Deddo’s elucidation of onto-relationality à la T.F. Torrance offers a way of conceiving the Spirit’s work in conversion that avoids, on the one hand, facile (and unbiblical!) recourse to some notion of libertarian free will and, on the other hand, the equally unbiblical idea of grace as a substance or quality imparted to human soul that “irresistibly” enables the decision and subsequent life of faith. In Deddo’s (and Torrance’s) estimation, no one is able to choose to believe the gospel through some innate capacity of their own, nor does the objective work of the Holy Spirit become subjectivized as the property of those who do believe. The Spirit is and ever remains, as the Nicene Creed states, “the Lord and Giver of life” who can never become the possession of those in whom he operates. Rather, it is the personal presence and action of the Spirit that, through the preaching of the gospel, mediates to us the presence and action of Christ in whom we become fully and finally personalized as human beings.
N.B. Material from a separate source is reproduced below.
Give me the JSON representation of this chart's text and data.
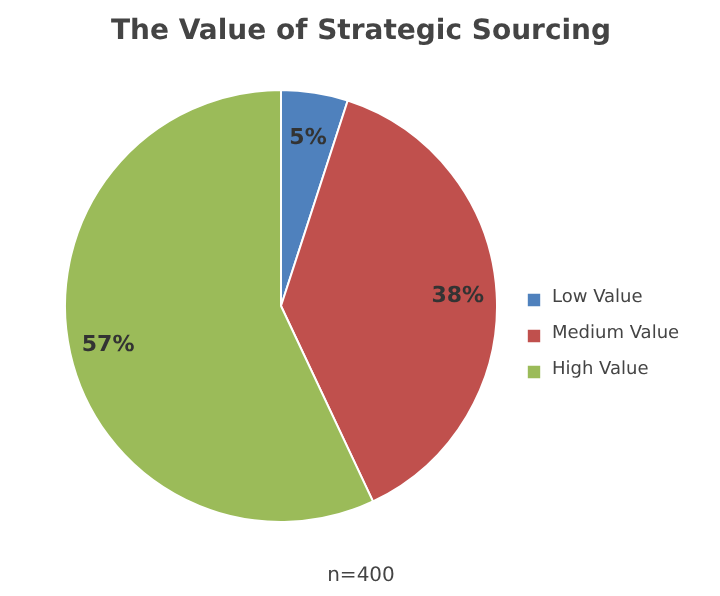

When the gospel is proclaimed to us, the Spirit brings us into a direct, personal relation with Christ himself, an act that renders us, for the first time, truly human, and that sets us free (free indeed!) to believe. This freedom, however, is not that which is usually intended by the phrase “free will”, for it is not a freedom to choose between two possible alternatives — either for or against Christ — but only a freedom to choose Christ! To be human — truly, fully, authentically, beautifully human as God originally intended when he created us in his image — does not involve the freedom to live in rebellion against him but only to live in communion with him! This is what the Spirit accomplishes through the preaching of the gospel: he establishes an onto-relation between Christ and ourselves through which the dehumanizing effects of sin are undone and the humanizing power of Christ’s vicarious humanity re-personalizes us so that we are freed to become the human beings that God created us to be in life-giving fellowship with himself.
Precisely how this occurs is a mystery, as mysterious as the Spirit’s conceiving of Jesus in the womb of the virgin Mary. Yet that it occurs is something that we can surely affirm, just as surely as we can (and must!) affirm that Jesus was conceived of the Spirit in Mary’s womb. Ultimately, when it comes to the Spirit’s work in the conversion of sinners, we are brought to the edge of a fathomless chasm into whose bottomless depths we can peer but cannot plumb. In the final analysis, the conversion of sinners should be a cause for wonder and adoration rather than logic and speculation. May we praise God for his indescribable gift!
 Gary W. Deddo, “The Holy Spirit in T.F. Torrance’s Theology”, in The Promise of Trinitarian Theology: Theologians in Dialogue with T.F. Torrance, ed. Elmer M. Colyer. (Lanham; Oxford: Rowman & Littlefield, 2001), pp. 93, 95.